Hostilities between the nuclear-armed neighbours escalated dramatically late last month, after a suicide attack in the Pulwama district of Indian-controlled Kashmir on February 14. Firing along the border became a common sight, disrupting trade and travel.
Trade across the border, known as the Line of Control (LoC), was part-suspended after repeated mortar and small arms fire at Uri, a border town where the exchange of goods takes place.
But on Tuesday the route re-opened after firing in the region eased, said Riyaz Ahmad Malik, an official in the Indian-controlled part of Kashmir.
Thirty-five trucks left for Chakothi on the Pakistani side of the border with a similar number moving in the opposite direction, he said.
Trade across the LoC operates on a barter system, where no money is exchanged.
“This trade is heavily dependent on the trust factor,” said Pawan Anand, President of a local trading association in Indian-administered Kashmir. “We neither meet traders of Pakistan nor can check the quality of imported goods until they reach us.”
Ashfaq Ahmad, a trader in Srinagar, the capital of Indian-administered Kashmir, said he quoted rates on WhatsApp with his Pakistani counterpart.

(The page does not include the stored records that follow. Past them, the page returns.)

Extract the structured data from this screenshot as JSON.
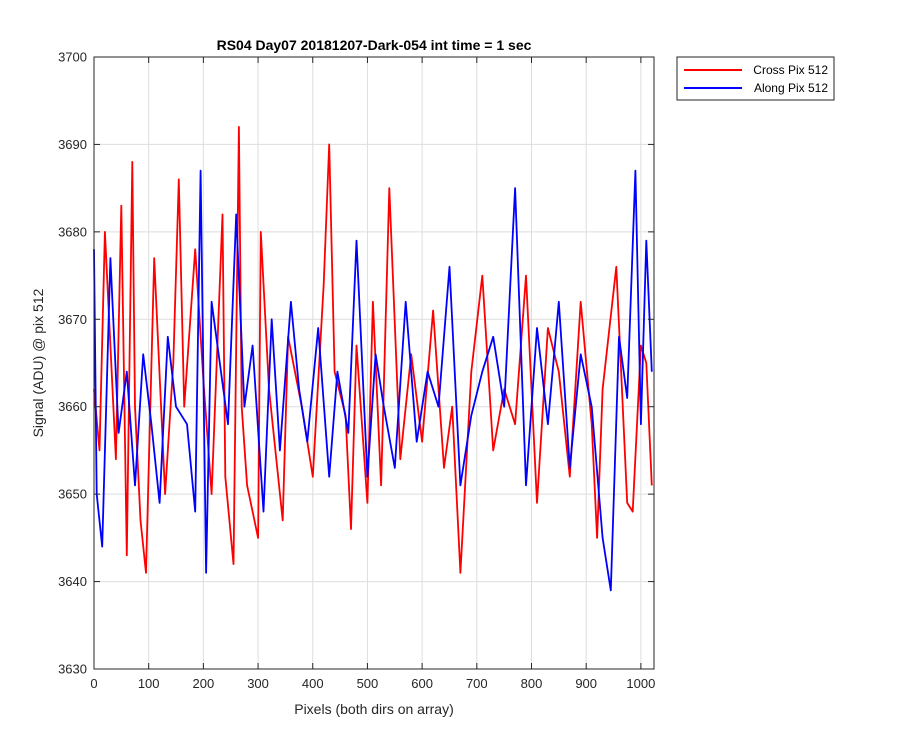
{
  "chart_data": {
    "type": "line",
    "title": "RS04 Day07 20181207-Dark-054 int time = 1 sec",
    "xlabel": "Pixels (both dirs on array)",
    "ylabel": "Signal (ADU) @ pix 512",
    "xlim": [
      0,
      1024
    ],
    "ylim": [
      3630,
      3700
    ],
    "xticks": [
      0,
      100,
      200,
      300,
      400,
      500,
      600,
      700,
      800,
      900,
      1000
    ],
    "yticks": [
      3630,
      3640,
      3650,
      3660,
      3670,
      3680,
      3690,
      3700
    ],
    "grid": true,
    "legend_position": "outside-top-right",
    "series": [
      {
        "name": "Cross Pix 512",
        "color": "#ff0000",
        "description": "noisy signal, mean ~3666, approx range 3641-3692",
        "x": [
          0,
          10,
          20,
          40,
          50,
          60,
          70,
          75,
          85,
          95,
          110,
          130,
          145,
          155,
          165,
          185,
          200,
          215,
          235,
          240,
          255,
          265,
          270,
          280,
          300,
          305,
          320,
          345,
          355,
          380,
          400,
          420,
          430,
          440,
          460,
          470,
          480,
          500,
          510,
          525,
          540,
          560,
          580,
          600,
          620,
          640,
          655,
          670,
          690,
          710,
          730,
          750,
          770,
          790,
          810,
          830,
          850,
          870,
          890,
          910,
          920,
          930,
          955,
          975,
          985,
          1000,
          1010,
          1020
        ],
        "y": [
          3662,
          3655,
          3680,
          3654,
          3683,
          3643,
          3688,
          3660,
          3647,
          3641,
          3677,
          3650,
          3665,
          3686,
          3660,
          3678,
          3663,
          3650,
          3682,
          3652,
          3642,
          3692,
          3660,
          3651,
          3645,
          3680,
          3662,
          3647,
          3668,
          3660,
          3652,
          3674,
          3690,
          3664,
          3659,
          3646,
          3667,
          3649,
          3672,
          3651,
          3685,
          3654,
          3666,
          3656,
          3671,
          3653,
          3660,
          3641,
          3664,
          3675,
          3655,
          3662,
          3658,
          3675,
          3649,
          3669,
          3664,
          3652,
          3672,
          3658,
          3645,
          3662,
          3676,
          3649,
          3648,
          3667,
          3665,
          3651
        ]
      },
      {
        "name": "Along Pix 512",
        "color": "#0000ff",
        "description": "noisy signal, mean ~3666, approx range 3639-3687",
        "x": [
          0,
          5,
          15,
          30,
          45,
          60,
          75,
          90,
          105,
          120,
          135,
          150,
          170,
          185,
          195,
          205,
          215,
          230,
          245,
          260,
          275,
          290,
          310,
          325,
          340,
          360,
          375,
          390,
          410,
          430,
          445,
          465,
          480,
          500,
          515,
          530,
          550,
          570,
          590,
          610,
          630,
          650,
          670,
          690,
          710,
          730,
          750,
          770,
          790,
          810,
          830,
          850,
          870,
          890,
          910,
          930,
          945,
          960,
          975,
          990,
          1000,
          1010,
          1020
        ],
        "y": [
          3678,
          3650,
          3644,
          3677,
          3657,
          3664,
          3651,
          3666,
          3658,
          3649,
          3668,
          3660,
          3658,
          3648,
          3687,
          3641,
          3672,
          3665,
          3658,
          3682,
          3660,
          3667,
          3648,
          3670,
          3655,
          3672,
          3662,
          3656,
          3669,
          3652,
          3664,
          3657,
          3679,
          3652,
          3666,
          3660,
          3653,
          3672,
          3656,
          3664,
          3660,
          3676,
          3651,
          3659,
          3664,
          3668,
          3660,
          3685,
          3651,
          3669,
          3658,
          3672,
          3653,
          3666,
          3660,
          3645,
          3639,
          3668,
          3661,
          3687,
          3658,
          3679,
          3664
        ]
      }
    ]
  }
}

“I send cumin and chilli seeds to Pakistan and in return order prayer mats and cloth,” he said. “If there is any difference, it is adjusted in the next consignment. It is all trust-based trade but it is working.”
Indian traders export cumin, chilli pepper, cloth, cardamom, bananas, pomegranate, grapes and almonds. Prayer mats, carpets, cloth, oranges, mangoes and herbs return from the Pakistani side.